Shown here, in the January 1942 issue of Radio Retailing magazine, are resident aliens in Los Angeles lining up at a police station to turn in their cameras, guns, and radios capable of receiving short wave.
The magazine noted that Attorney General Francis Biddle had issued an order that enemy aliens, that is, citizens of Japan, Germany, and Italy, turn these items in to the nearest police station. An alternative would be to have receiver rendered incapable of receiving signals other than those in the standard broadcast band. Therefore, the order “seems to open the way for radio servicemen to render a useful service of eliminating shortwave reception from aliens’ sets–and get paid for it. In this way, the alien may keep his set for regular broadcast listening to U.S. stations, while the police authorities are spared the storage of hundereds of radio sets which they are poorly equipped to handle. And the radio man collects $1 to $2 per radio set altered.
Typically, the modification consisted of removing the shortwave coils, and providing the set’s owner with an affidavit documenting the modification.

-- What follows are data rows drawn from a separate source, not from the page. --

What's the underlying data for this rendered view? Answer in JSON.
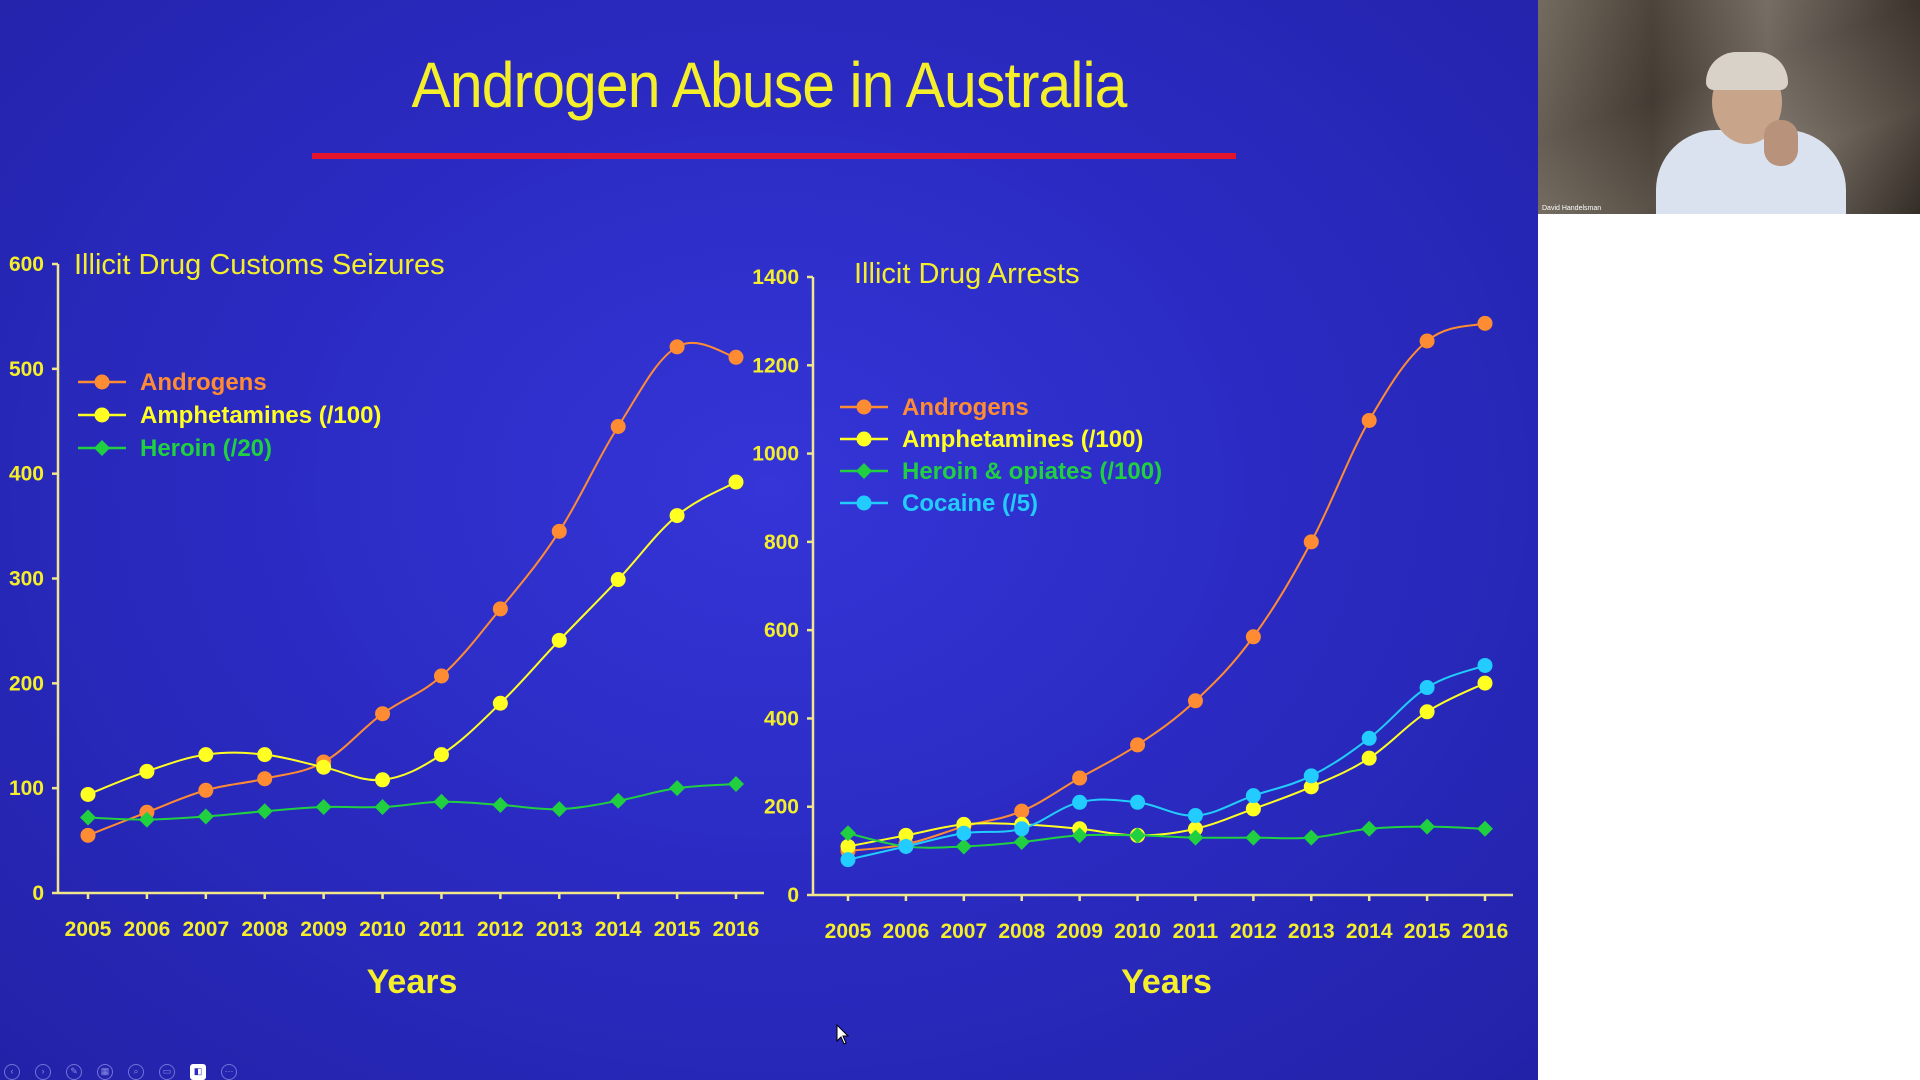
{
  "slide": {
    "title": "Androgen Abuse in Australia",
    "colors": {
      "background": "#2b2bc4",
      "title": "#f4ef2a",
      "rule": "#e4142a"
    }
  },
  "chart_data": [
    {
      "type": "line",
      "title": "Illicit Drug Customs Seizures",
      "xlabel": "Years",
      "ylabel": "",
      "x": [
        "2005",
        "2006",
        "2007",
        "2008",
        "2009",
        "2010",
        "2011",
        "2012",
        "2013",
        "2014",
        "2015",
        "2016"
      ],
      "ylim": [
        0,
        600
      ],
      "yticks": [
        0,
        100,
        200,
        300,
        400,
        500,
        600
      ],
      "grid": false,
      "legend_position": "top-left",
      "series": [
        {
          "name": "Androgens",
          "color": "#ff8c32",
          "marker": "circle",
          "values": [
            55,
            77,
            98,
            109,
            125,
            171,
            207,
            271,
            345,
            445,
            521,
            511
          ]
        },
        {
          "name": "Amphetamines (/100)",
          "color": "#ffff22",
          "marker": "circle",
          "values": [
            94,
            116,
            132,
            132,
            120,
            108,
            132,
            181,
            241,
            299,
            360,
            392
          ]
        },
        {
          "name": "Heroin (/20)",
          "color": "#20d040",
          "marker": "diamond",
          "values": [
            72,
            70,
            73,
            78,
            82,
            82,
            87,
            84,
            80,
            88,
            100,
            104
          ]
        }
      ]
    },
    {
      "type": "line",
      "title": "Illicit Drug Arrests",
      "xlabel": "Years",
      "ylabel": "",
      "x": [
        "2005",
        "2006",
        "2007",
        "2008",
        "2009",
        "2010",
        "2011",
        "2012",
        "2013",
        "2014",
        "2015",
        "2016"
      ],
      "ylim": [
        0,
        1400
      ],
      "yticks": [
        0,
        200,
        400,
        600,
        800,
        1000,
        1200,
        1400
      ],
      "grid": false,
      "legend_position": "top-left",
      "series": [
        {
          "name": "Androgens",
          "color": "#ff8c32",
          "marker": "circle",
          "values": [
            100,
            115,
            155,
            190,
            265,
            340,
            440,
            585,
            800,
            1075,
            1255,
            1295
          ]
        },
        {
          "name": "Amphetamines (/100)",
          "color": "#ffff22",
          "marker": "circle",
          "values": [
            110,
            135,
            160,
            160,
            150,
            135,
            150,
            195,
            245,
            310,
            415,
            480
          ]
        },
        {
          "name": "Heroin & opiates (/100)",
          "color": "#20d040",
          "marker": "diamond",
          "values": [
            140,
            110,
            110,
            120,
            135,
            135,
            130,
            130,
            130,
            150,
            155,
            150
          ]
        },
        {
          "name": "Cocaine (/5)",
          "color": "#22ccff",
          "marker": "circle",
          "values": [
            80,
            110,
            140,
            150,
            210,
            210,
            180,
            225,
            270,
            355,
            470,
            520
          ]
        }
      ]
    }
  ],
  "webcam": {
    "participant_name": "David Handelsman"
  },
  "presenter_controls": [
    {
      "icon": "previous-slide-icon",
      "glyph": "‹"
    },
    {
      "icon": "next-slide-icon",
      "glyph": "›"
    },
    {
      "icon": "pen-icon",
      "glyph": "✎"
    },
    {
      "icon": "slides-grid-icon",
      "glyph": "▦"
    },
    {
      "icon": "zoom-icon",
      "glyph": "⌕"
    },
    {
      "icon": "subtitles-icon",
      "glyph": "▭"
    },
    {
      "icon": "presenter-view-icon",
      "glyph": "◧"
    },
    {
      "icon": "more-options-icon",
      "glyph": "⋯"
    }
  ]
}
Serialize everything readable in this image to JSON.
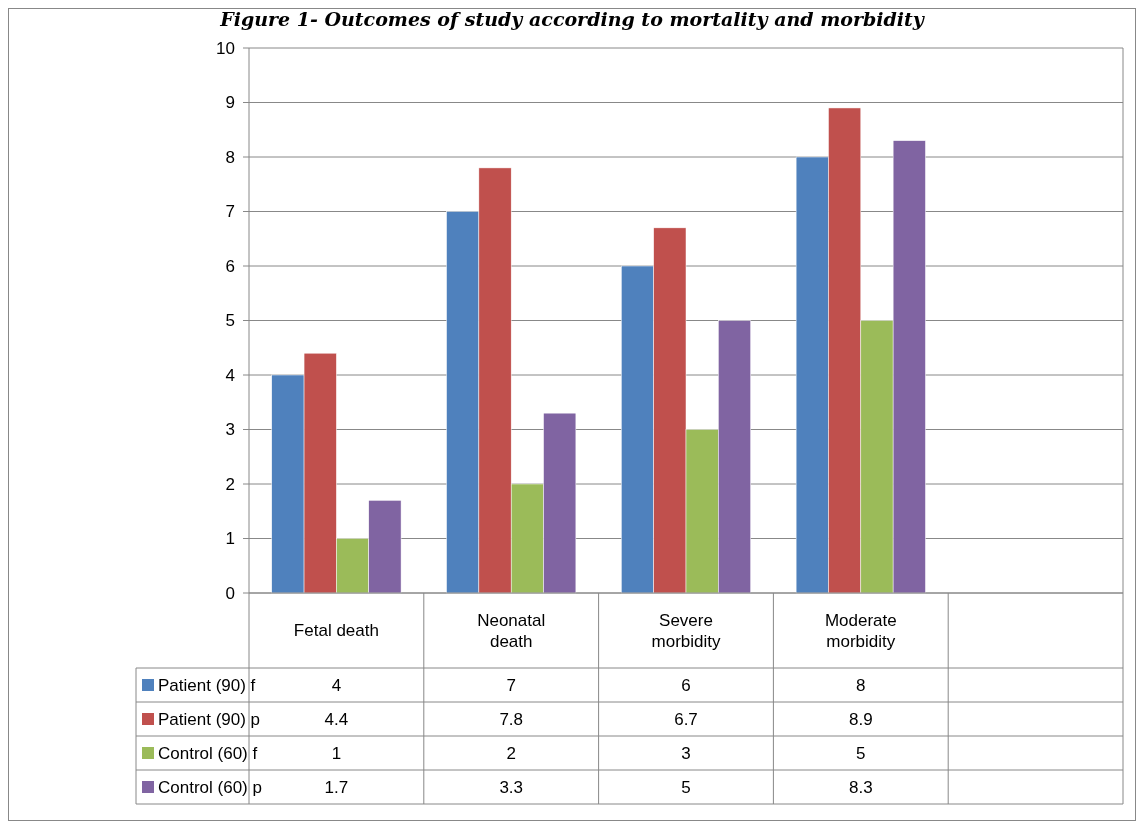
{
  "chart_data": {
    "type": "bar",
    "title": "Figure 1- Outcomes of study according to mortality and morbidity",
    "categories": [
      "Fetal death",
      "Neonatal death",
      "Severe morbidity",
      "Moderate morbidity",
      null
    ],
    "series": [
      {
        "name": "Patient (90) f",
        "color": "#4f81bd",
        "values": [
          4,
          7,
          6,
          8,
          null
        ]
      },
      {
        "name": "Patient (90) p",
        "color": "#c0504d",
        "values": [
          4.4,
          7.8,
          6.7,
          8.9,
          null
        ]
      },
      {
        "name": "Control (60) f",
        "color": "#9bbb59",
        "values": [
          1,
          2,
          3,
          5,
          null
        ]
      },
      {
        "name": "Control (60) p",
        "color": "#8064a2",
        "values": [
          1.7,
          3.3,
          5,
          8.3,
          null
        ]
      }
    ],
    "ylim": [
      0,
      10
    ],
    "yticks": [
      0,
      1,
      2,
      3,
      4,
      5,
      6,
      7,
      8,
      9,
      10
    ],
    "grid": "y",
    "data_labels": true,
    "legend": "bottom left"
  }
}
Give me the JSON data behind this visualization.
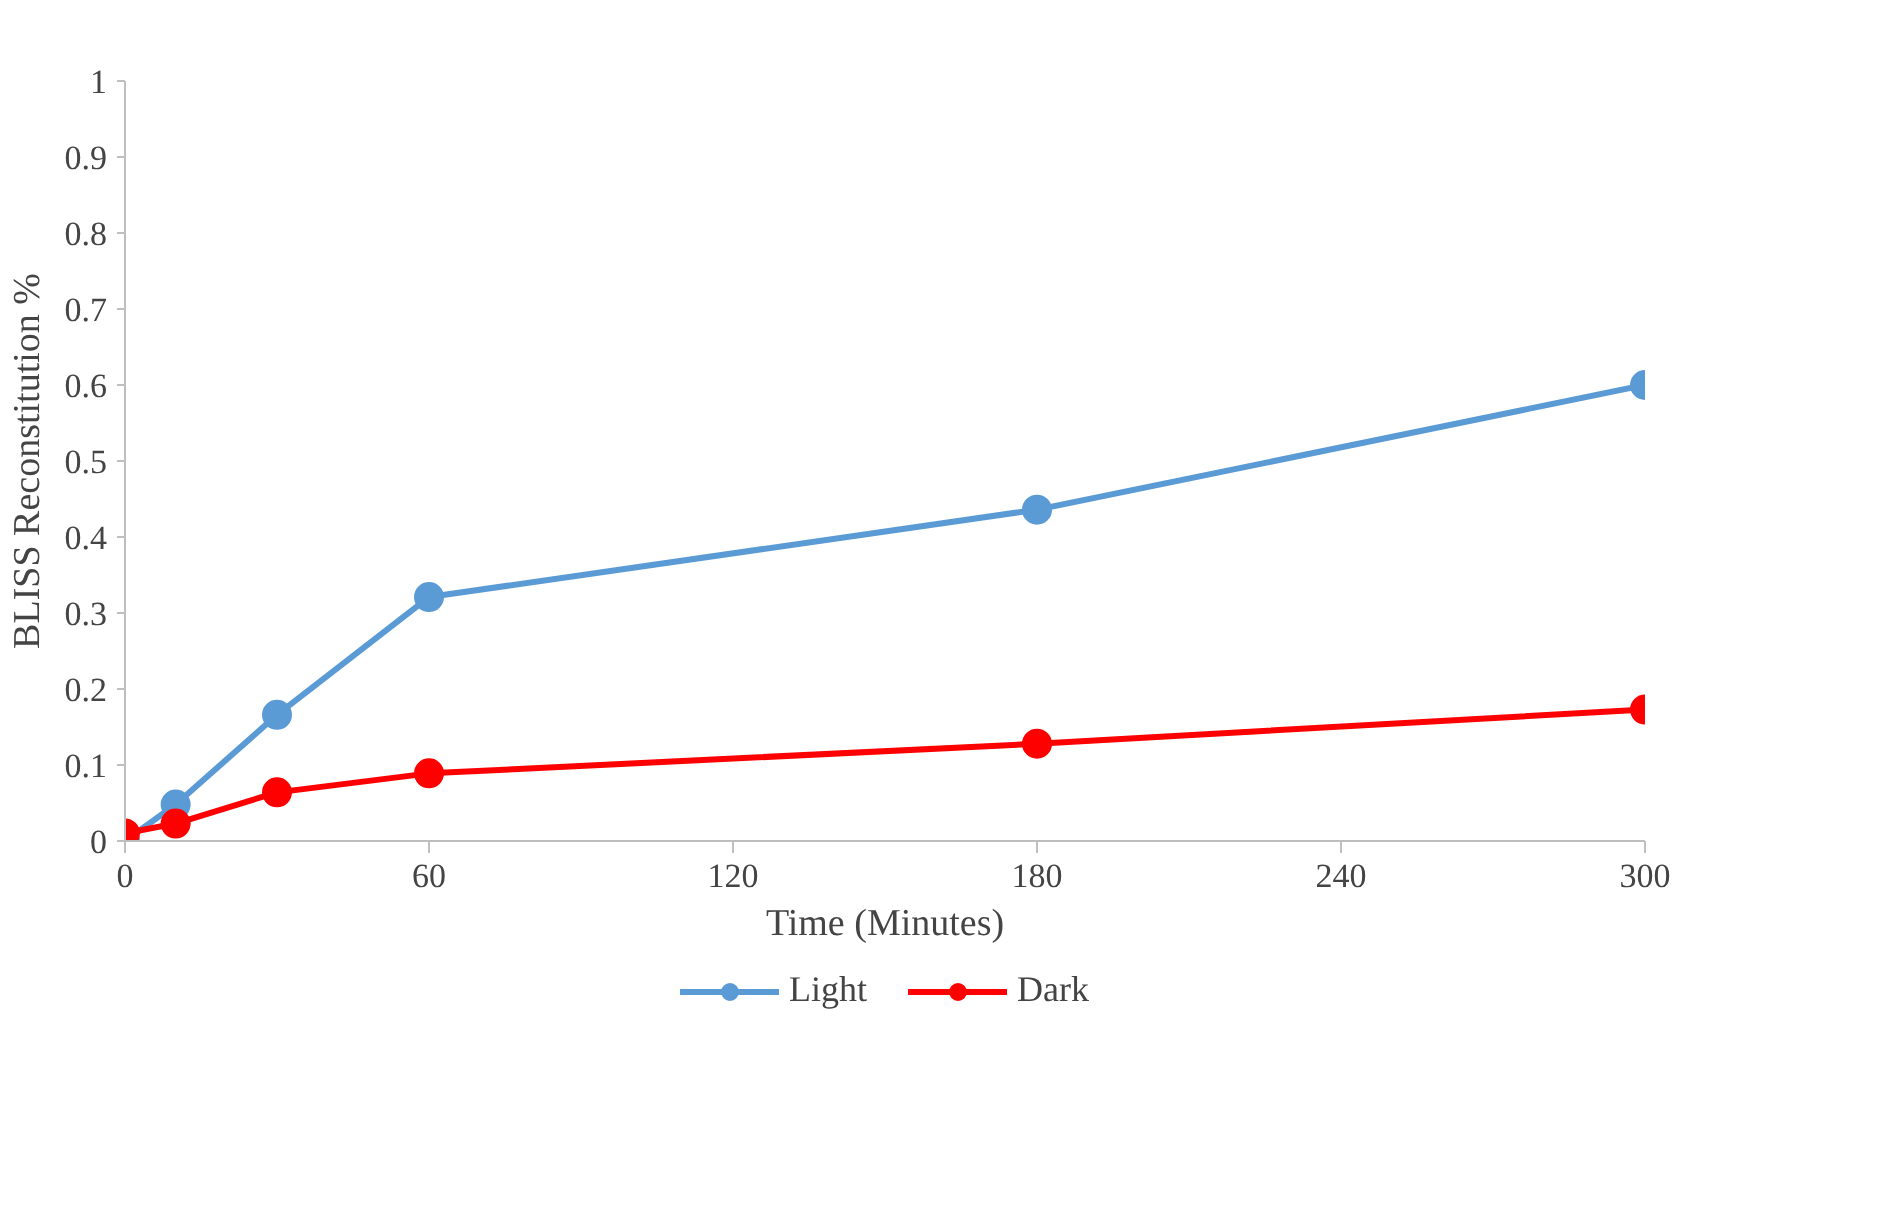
{
  "chart_data": {
    "type": "line",
    "xlabel": "Time (Minutes)",
    "ylabel": "BLISS Reconstitution %",
    "x": [
      0,
      10,
      30,
      60,
      180,
      300
    ],
    "series": [
      {
        "name": "Light",
        "color": "#5b9bd5",
        "values": [
          0,
          0.048,
          0.166,
          0.321,
          0.436,
          0.6
        ]
      },
      {
        "name": "Dark",
        "color": "#ff0000",
        "values": [
          0.01,
          0.023,
          0.064,
          0.089,
          0.128,
          0.173
        ]
      }
    ],
    "xlim": [
      0,
      300
    ],
    "xticks": [
      0,
      60,
      120,
      180,
      240,
      300
    ],
    "ylim": [
      0,
      1
    ],
    "yticks": [
      0,
      0.1,
      0.2,
      0.3,
      0.4,
      0.5,
      0.6,
      0.7,
      0.8,
      0.9,
      1
    ],
    "grid": false,
    "legend": "bottom",
    "marker": "circle",
    "line_style": "solid"
  }
}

75 years ago today, the Chicago Tribune, January 6, 1942, carried an article regarding the status of the order. It reported that local officials found the response so far to be unsatisfactory, since fewer than 2550 cameras, guns, and radios had been surrendered as of the previous night, despite an alien enemy population of more than 50,000 (28,000 Germans, 21,000 Italians, and 250 Japanese).
The Chicago police reported that the items surrendered included several antiques, including an 1878 breach loader. One man was reported to have “embarrassedly handing over a sawed off shotgun, possession of which had been taboo in Chicago ever since the prohibition gang war era. He said that he inherited the weapon from his father.”
One man, not bothering to wait for a receipt, simply drove up to the police station, hurried a radio from his car, and drove away. Another motorist tossed a $100 radio from his car and drove off.
The paper also reported a supplemental order from the Attorney General listing the following prohibited items:
Weapons or implements of war or component parts thereof; ammunition of all kinds; bombs; explosives or material used in the manufacture of explosives; signal devices; codes or ciphers: papers, documents, or books In which there may be invisible writing; photographs, sketches, pictures, drawings, maps, or graphical representation of any military or naval installations or equipment of any army, ammunitions, implements of. device or thing used or intended to be used in the combat equipment of the land or naval forces of the United States or of any military or naval post, camp, or station.
My grandfather lived in RI where I also live. He emigrated here from Italy.
He had a black dial Zenith console radio. I would play with it when I was young since our family lived with him since 1955. The radio would not receive shortwave. My mom told me that this was because during the war the radio was disabled. I have no idea as to whether or not anyone ever offered to fix the radio after the war.
While the war was going on my mom’s fiancée, my future father, was fighting in Germany.
It should also be noted that my grandfather took citizenship classes and became a full US citizen. I am pretty sure he received his citizenship papers before the war. I will have to check with my mom (presently 93 years old) to be sure.
It was in my opinion a bad policy just as was the internment of Japanese citizens. I hope that we learned a lesson and never do this to other people such as recent immigrants from the Middle East.
Thanks for sharing!
I’ve never heard of anyone getting back their radio/camera/gun at the end of the war. In theory, the item was safely stored away in the police station (or in your grandfather’s case, the shortwave coils were theoretically stored by the serviceman who removed them). But I’ve never heard of anyone who went back four years later to retrieve their property.